In a chapter 11, the owners of the company (the stockholders) normally find their shares rendered worthless, and the creditors assume most of the ownership of the company. The company and the plan may reserve some share of the stock as an incentive for management to remain, and as part of a new contract with unions or other employees. Individuals that want to repay their debts and need more reasonable terms normally file under chapter 13, which is a more straight-forward and less costly form of reorganization.

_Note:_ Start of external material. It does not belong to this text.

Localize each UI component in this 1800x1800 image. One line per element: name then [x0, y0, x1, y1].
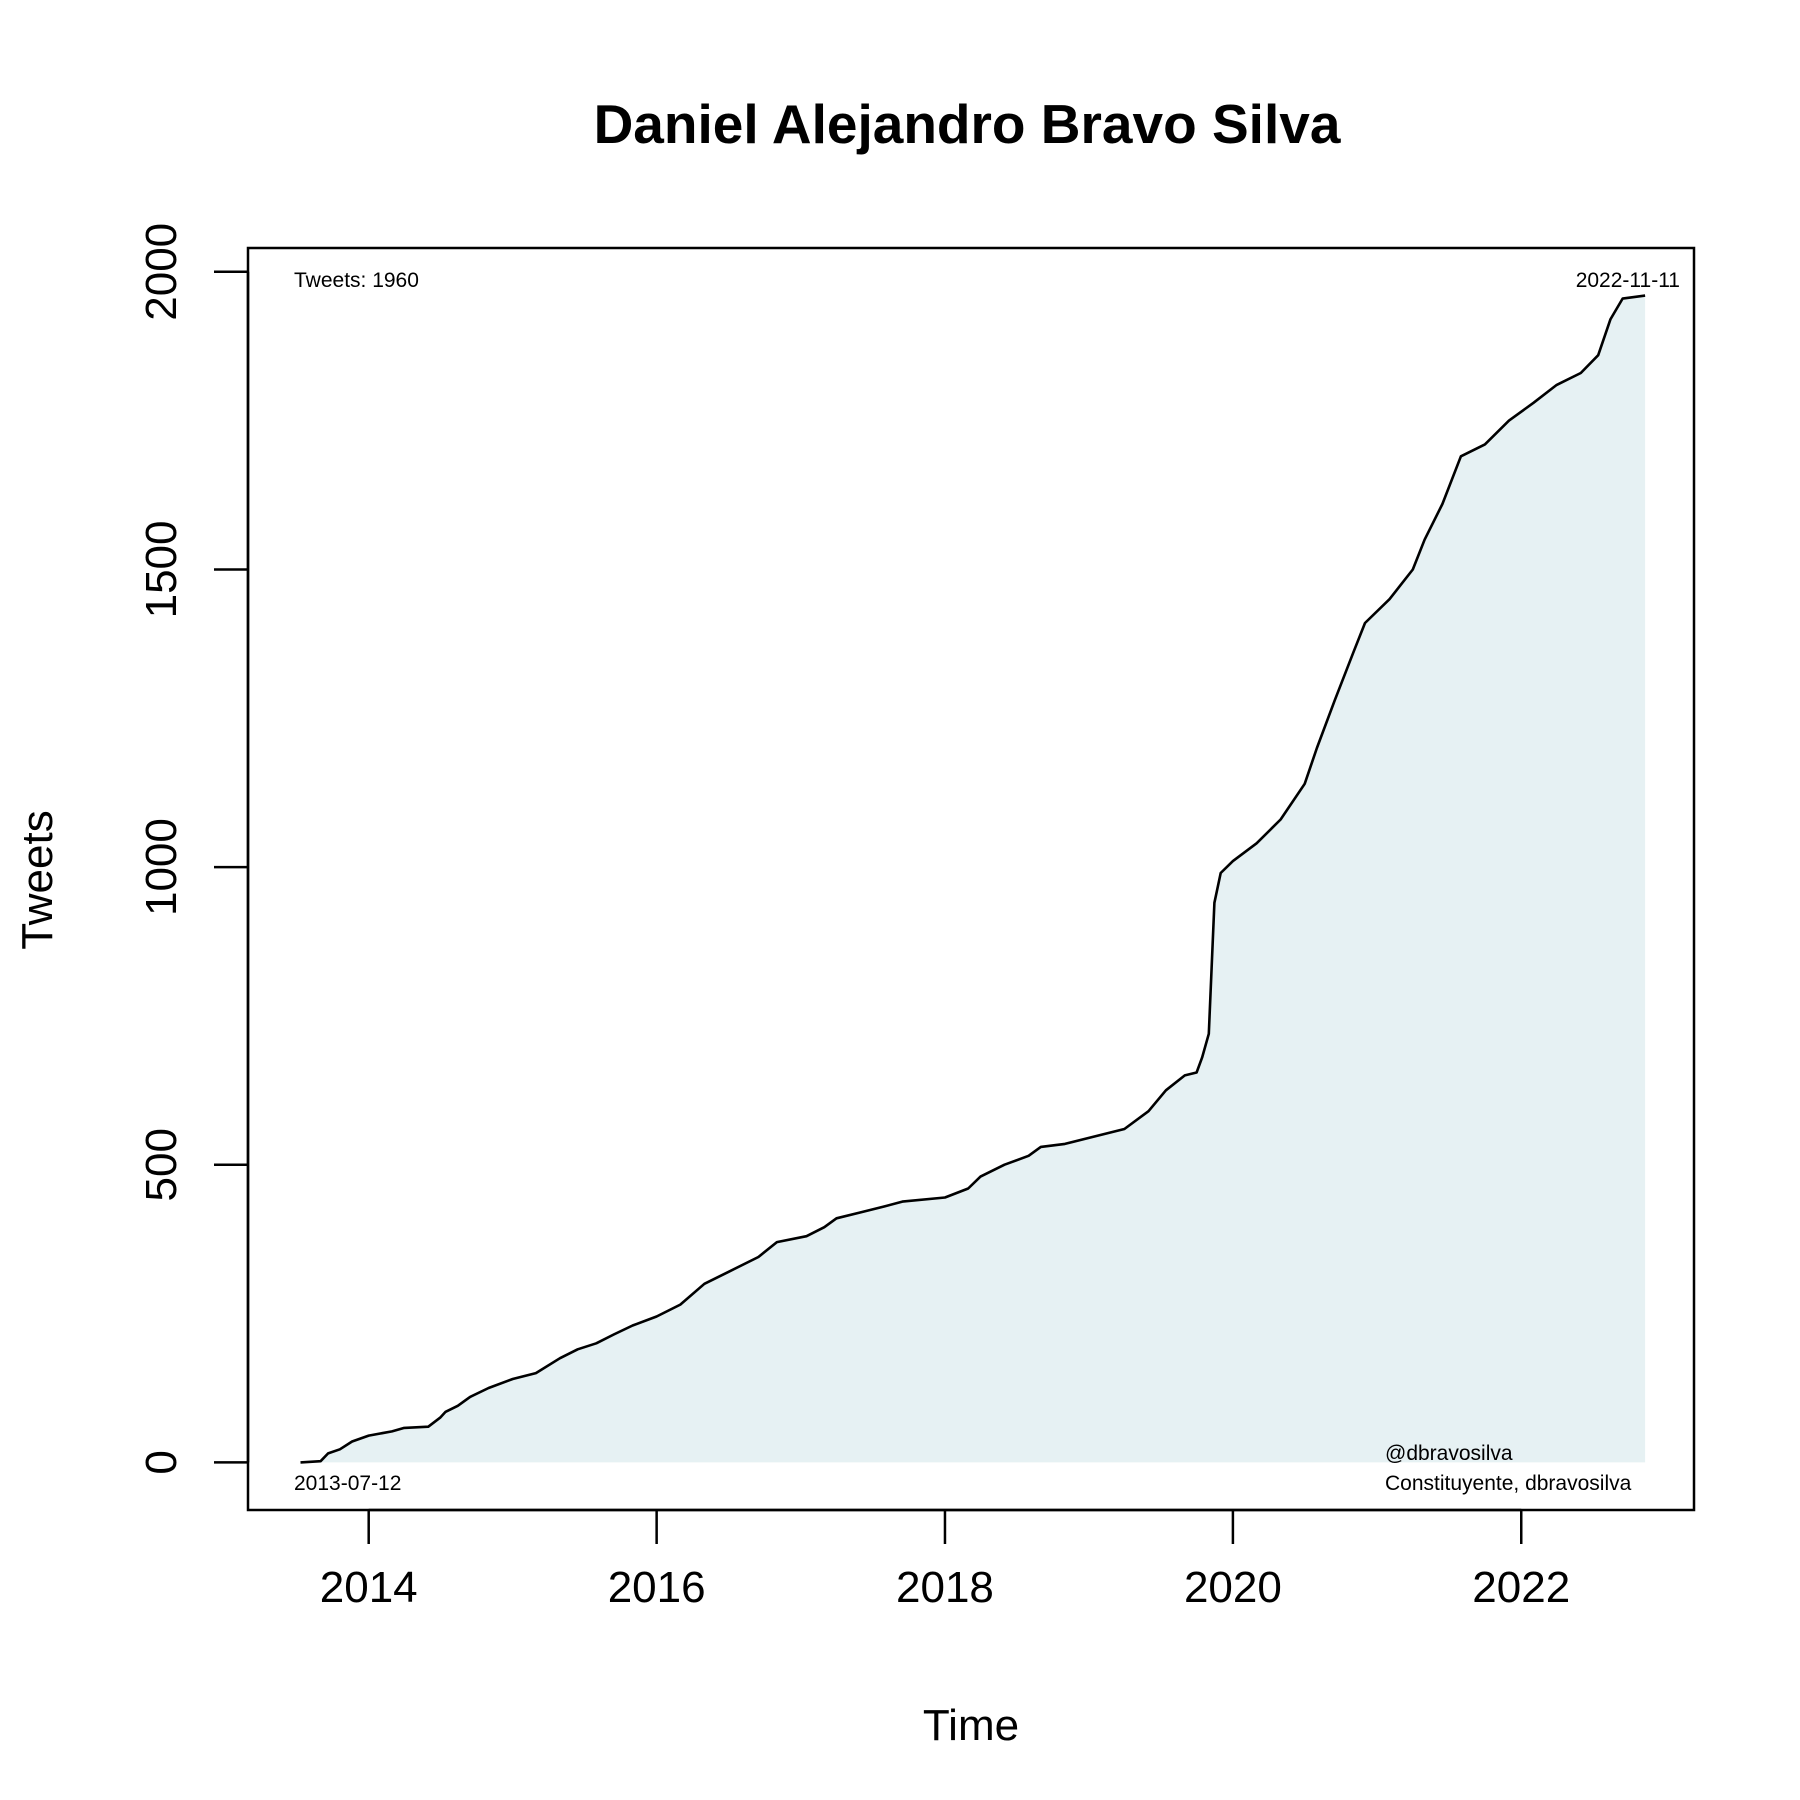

If you have assets that you are concerned with preserving, and you think that a chapter 11 bankruptcy is more advantageous, consider speaking with a bankruptcy attorney about your options and the costs of them.
Advantages to Chapter 11
Chapter 11 bankruptcy is seen as an option that saves jobs and may preserve value, by allowing the company to continue operations during the restructuring. While chapter 7 filings may allow continue employment while the company and creditors attempt to sell units of the company, it generally entails the business ceasing operations.
For the management of the company, chapter 11 gives them leverage with the creditors, who may be unwilling to restructure debts, and preserves their opportunity to continue as the management with the first right to propose restructing plans. Management may lose their existing stock options, stock ownership, or restricted shares, but may be able to recover my issuing retention shares to keep them around.
Drawbacks to Chapter 11
In a chapter 11 filing, the stockholders (owners) of the company usually see their shares rendered worthless. While the company is able to continue operations, the company has new ownership, and no benefit from the continued operations. Employees, particularly unionized ones, often see their contracts voided, and specialized employees that can't work in other fields without substantial pay cuts may see their salaries and benefits massively reduced.
Criticisms of Chapter 11
Critics point out the the biggest beneficiaries of chapter 11 are the managers whose behavior put the company into bankruptcy in the first place. In addition, in extremely competitive markets, the chapter 11 filing of a major player may give the newly reorganized company an advantage, as they are able to compete with the other companies without the debt. In fixed cost intensive businesses like the airline industry, a large portion of expenses is the interest expenses on the debts attached to assets such as the airplanes. Without having to make debt payments, the carriers operating under chapter 11 were able to reduce prices below their competition, expand routes, and otherwise operate at an advantage. This can cause the companies that were previously economically viable to become the losing companies, put at a structural disadvantage by the courts, and force the competitors into bankruptcy.
Critics suggest that chapter 11 should be reformed so that it is not a tool of management to preserve their jobs or a way for unhealthy companies to unfairly compete with healthy ones. Some suggested that the airline industry would have recovered if the unhealthy companies were forced to liquidate, rather than expand under court protection. A reduction is excess capacity would have caused price increases, helping the surviving carriers increase profitability.